Watermen recalled that they made no class or racial distinctions among themselves. All of the children swam together in the creeks, where they dived for coins in the clear water.

The characters on stage recalled Baltimore's dance marathons of the 1930s and the garbled December 1941 news that "Japanese had attacked Herald Harbor," and later preservation attempts during which historical Annapolis became "hysterical Annapolis" in the 1960s.

Main Street On Saturday nights was described as "just like Times Square," yet Annapolis was small enough for mothers to warn daughters not to do anything they wouldn't want to read about in the newspapers. Many in the audience sighed when reminded of Little Tavern 10-cent hamburgers. Asked where they'd first tasted pizza, many called out, "LaRosa's!"

First produced at St. John's College in 1990, the text of these Annapolis remembrances was created from oral histories collected by Mame Warren, Beth Whaley and Sharie Valerio. Encouraged by the community's warm initial response, Valerio and Whaley created a nonprofit corporation, Remember Inc., which continues to collect oral histories and photographs for such presentations as Celebrations, produced in 1994 and 1995, and Annapolis: The Pageant, celebrating the city's 350th birthday in July 1999.

On Sunday, 1900-1960 Annapolis came to life in photographs, history and song as the original cast reunited for one performance. Introducing this evening of theater was writer-actress Valerio, who clearly loved the project and the talented original cast of actors she directed.

The original seven-member cast included actor and musician Mac Bogert, who was seen recently in Colonial Players' The Clearing.
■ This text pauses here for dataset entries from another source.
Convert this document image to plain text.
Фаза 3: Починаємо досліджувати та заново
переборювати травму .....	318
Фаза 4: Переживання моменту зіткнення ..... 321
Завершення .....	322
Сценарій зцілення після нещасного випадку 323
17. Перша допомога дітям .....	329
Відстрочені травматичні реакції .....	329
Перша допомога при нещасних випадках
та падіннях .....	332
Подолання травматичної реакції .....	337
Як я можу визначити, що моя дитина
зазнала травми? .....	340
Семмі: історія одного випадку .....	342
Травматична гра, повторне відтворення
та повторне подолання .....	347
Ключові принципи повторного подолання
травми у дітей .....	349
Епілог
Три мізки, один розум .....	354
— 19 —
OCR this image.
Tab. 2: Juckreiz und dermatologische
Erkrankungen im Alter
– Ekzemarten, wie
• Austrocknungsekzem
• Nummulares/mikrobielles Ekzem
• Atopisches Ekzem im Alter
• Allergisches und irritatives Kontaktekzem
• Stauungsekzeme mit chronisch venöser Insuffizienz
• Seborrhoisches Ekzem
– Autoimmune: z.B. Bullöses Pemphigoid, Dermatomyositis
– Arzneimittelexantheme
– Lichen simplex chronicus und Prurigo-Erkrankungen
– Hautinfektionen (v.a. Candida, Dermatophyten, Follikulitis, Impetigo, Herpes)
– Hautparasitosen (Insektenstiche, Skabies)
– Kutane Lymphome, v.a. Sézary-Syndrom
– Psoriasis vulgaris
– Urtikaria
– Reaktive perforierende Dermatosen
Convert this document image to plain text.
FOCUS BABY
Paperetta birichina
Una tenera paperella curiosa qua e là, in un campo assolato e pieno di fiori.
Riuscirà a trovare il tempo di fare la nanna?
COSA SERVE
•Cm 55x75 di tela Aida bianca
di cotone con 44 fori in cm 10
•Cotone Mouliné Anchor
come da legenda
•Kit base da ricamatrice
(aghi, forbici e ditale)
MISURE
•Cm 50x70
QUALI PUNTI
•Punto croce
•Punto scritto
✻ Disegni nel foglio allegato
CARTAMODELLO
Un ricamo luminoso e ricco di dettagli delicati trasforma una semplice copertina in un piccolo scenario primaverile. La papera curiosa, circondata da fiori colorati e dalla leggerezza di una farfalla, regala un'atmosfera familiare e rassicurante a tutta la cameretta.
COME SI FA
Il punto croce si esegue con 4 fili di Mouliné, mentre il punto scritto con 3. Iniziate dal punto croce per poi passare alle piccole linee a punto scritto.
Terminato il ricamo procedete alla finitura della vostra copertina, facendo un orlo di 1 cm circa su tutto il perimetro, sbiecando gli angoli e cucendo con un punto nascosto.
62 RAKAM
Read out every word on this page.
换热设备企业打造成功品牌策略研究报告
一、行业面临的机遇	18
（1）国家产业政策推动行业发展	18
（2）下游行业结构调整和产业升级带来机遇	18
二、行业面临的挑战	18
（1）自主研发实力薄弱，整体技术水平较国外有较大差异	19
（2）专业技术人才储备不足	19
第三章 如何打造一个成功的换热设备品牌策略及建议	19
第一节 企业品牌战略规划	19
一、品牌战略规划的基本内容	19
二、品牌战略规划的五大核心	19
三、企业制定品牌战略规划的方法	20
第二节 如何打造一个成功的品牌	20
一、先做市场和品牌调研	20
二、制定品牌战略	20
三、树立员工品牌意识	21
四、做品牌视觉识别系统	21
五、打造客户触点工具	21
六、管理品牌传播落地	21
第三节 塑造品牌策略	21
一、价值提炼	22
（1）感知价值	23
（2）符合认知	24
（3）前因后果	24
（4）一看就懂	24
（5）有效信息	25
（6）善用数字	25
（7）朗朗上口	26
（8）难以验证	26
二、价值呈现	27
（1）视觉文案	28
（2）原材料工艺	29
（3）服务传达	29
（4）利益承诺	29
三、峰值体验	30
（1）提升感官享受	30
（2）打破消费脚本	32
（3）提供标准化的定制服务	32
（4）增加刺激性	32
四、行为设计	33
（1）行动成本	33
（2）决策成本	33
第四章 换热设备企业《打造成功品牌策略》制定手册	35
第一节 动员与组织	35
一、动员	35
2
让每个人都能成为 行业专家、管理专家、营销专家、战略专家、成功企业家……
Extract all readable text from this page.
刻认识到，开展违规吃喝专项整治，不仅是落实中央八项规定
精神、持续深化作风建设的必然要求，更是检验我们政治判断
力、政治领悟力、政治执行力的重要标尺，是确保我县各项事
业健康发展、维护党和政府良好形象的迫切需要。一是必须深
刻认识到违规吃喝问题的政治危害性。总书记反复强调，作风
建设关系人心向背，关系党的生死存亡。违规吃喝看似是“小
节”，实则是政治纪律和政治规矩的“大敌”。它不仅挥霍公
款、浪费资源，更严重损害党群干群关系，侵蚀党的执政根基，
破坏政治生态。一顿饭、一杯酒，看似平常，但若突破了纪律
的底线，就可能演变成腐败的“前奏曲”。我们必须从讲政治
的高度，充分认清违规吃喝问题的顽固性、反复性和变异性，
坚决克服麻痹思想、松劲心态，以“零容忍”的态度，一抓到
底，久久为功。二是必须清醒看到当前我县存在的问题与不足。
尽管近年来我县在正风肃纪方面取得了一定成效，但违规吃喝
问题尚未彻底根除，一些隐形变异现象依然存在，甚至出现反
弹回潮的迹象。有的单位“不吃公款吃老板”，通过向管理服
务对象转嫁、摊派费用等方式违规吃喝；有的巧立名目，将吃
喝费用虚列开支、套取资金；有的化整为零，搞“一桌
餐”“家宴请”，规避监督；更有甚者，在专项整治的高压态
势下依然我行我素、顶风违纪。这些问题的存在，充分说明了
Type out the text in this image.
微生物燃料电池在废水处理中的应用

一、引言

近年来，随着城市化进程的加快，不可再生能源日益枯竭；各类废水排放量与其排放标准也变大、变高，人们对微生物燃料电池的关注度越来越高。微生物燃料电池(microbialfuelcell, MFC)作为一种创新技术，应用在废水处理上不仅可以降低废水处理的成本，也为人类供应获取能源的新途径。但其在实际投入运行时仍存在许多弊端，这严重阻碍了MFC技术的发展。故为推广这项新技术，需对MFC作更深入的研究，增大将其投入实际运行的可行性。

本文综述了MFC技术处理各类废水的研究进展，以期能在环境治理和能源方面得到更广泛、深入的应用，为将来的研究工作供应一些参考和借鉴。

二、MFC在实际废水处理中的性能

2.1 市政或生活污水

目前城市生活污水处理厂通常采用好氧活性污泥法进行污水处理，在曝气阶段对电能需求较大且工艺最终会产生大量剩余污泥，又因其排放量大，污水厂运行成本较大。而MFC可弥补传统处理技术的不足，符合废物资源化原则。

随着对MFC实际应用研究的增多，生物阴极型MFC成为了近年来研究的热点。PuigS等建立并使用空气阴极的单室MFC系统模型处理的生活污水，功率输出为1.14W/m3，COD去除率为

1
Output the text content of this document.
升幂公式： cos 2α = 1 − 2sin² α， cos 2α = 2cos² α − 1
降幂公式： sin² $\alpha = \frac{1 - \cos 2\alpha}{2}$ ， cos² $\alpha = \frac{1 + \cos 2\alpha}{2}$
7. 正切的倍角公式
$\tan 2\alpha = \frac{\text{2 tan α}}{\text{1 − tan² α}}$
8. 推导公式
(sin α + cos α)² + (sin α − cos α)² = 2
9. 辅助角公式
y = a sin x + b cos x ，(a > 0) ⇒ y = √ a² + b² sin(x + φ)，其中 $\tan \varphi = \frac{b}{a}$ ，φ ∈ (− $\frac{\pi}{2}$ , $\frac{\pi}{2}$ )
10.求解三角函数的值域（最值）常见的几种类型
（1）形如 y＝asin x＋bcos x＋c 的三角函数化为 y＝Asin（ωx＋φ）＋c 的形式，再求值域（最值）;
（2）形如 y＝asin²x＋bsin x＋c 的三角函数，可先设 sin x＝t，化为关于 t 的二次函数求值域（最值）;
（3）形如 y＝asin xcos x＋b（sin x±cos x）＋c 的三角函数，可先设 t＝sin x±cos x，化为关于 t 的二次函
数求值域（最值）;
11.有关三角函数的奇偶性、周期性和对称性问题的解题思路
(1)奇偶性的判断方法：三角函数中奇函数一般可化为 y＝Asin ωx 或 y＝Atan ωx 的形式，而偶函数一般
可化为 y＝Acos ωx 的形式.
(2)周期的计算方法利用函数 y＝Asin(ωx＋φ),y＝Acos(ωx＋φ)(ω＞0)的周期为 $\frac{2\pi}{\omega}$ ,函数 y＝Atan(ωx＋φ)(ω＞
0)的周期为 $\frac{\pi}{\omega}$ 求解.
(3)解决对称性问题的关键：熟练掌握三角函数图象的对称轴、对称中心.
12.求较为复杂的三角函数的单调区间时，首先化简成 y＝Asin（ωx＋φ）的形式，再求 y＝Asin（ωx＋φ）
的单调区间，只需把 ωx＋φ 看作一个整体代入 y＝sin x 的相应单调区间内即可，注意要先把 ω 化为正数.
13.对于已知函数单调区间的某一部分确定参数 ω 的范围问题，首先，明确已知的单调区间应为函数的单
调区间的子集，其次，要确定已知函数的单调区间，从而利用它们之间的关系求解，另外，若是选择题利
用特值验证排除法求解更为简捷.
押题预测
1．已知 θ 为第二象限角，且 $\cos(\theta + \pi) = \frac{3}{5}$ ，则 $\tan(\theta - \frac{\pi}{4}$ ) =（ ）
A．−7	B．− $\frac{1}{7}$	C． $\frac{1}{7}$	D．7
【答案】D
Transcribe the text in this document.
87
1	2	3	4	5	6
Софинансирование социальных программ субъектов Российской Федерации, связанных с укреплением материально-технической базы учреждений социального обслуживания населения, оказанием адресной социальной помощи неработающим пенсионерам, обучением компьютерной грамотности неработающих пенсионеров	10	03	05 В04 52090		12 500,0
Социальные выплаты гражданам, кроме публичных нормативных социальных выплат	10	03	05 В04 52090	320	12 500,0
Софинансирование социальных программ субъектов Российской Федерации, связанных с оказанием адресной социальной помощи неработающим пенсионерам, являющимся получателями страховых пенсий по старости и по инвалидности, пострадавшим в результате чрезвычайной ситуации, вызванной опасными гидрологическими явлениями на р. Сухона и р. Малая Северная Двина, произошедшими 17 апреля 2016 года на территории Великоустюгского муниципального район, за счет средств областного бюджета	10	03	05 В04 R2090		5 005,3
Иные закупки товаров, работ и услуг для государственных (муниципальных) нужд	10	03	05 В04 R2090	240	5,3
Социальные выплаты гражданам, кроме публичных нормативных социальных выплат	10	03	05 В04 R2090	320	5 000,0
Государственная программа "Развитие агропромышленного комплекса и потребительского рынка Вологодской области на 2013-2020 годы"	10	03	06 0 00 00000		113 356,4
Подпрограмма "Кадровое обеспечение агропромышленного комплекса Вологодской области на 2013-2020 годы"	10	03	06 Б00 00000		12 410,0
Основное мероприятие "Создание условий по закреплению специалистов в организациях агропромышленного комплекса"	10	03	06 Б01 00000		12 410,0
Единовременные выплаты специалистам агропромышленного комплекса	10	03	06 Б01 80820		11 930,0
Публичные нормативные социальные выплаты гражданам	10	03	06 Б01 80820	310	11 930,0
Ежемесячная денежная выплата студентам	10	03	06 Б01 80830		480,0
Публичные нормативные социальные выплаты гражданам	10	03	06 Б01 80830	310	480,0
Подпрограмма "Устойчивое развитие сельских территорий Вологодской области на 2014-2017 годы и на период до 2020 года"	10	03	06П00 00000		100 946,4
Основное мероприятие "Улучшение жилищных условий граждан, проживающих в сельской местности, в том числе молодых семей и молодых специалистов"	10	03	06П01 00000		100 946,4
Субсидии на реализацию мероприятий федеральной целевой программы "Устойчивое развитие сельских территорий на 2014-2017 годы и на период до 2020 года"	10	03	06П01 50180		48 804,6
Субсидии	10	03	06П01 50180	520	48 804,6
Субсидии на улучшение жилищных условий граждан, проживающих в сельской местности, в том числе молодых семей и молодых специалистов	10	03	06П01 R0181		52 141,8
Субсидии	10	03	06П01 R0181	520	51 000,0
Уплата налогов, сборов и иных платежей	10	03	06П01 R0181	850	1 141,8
After 11 years, Carol Cohen still pursues a busy acting career, beguiling audiences recently as the Wicked Witch of the West and as Mother Superior in Nunsense.

Lois Evans often acts and directs at Colonial Players and teaches creative writing in the area. For 10 years, Richard Jackson has been producing director for a community theater, two children's theater companies and an opera group.

Phil Meeder continues to sell cars at a Mercedes Benz dealer in Eastport and in 1999 was narrator of Annapolis: The Pageant.

Vivian Gist Spencer has acquired a doctorate in the past 11 years and has continued to teach at Anne Arundel Community College and perform at Colonial Players. Pianist, singer and actress Loraine Shaw sings with AVAS and New Renaissance Voyces, and acts with Colonial Players.

Music evoked each period - whether it was all six actors harmonizing "Heart of My Heart," Shaw playing "Honeysuckle Rose" on the piano or Bogert playing the swing of "Blueberry Hill" or rock 'n' roll on the saxophone.

Clearly, this was an evening for reminiscing, and one didn't have to be a lifelong Annapolitan to enjoy the visit.

Remember Inc. plans to collect photographs and artifacts, and conduct interviews, for its next project, a look at life in Annapolis since 1960.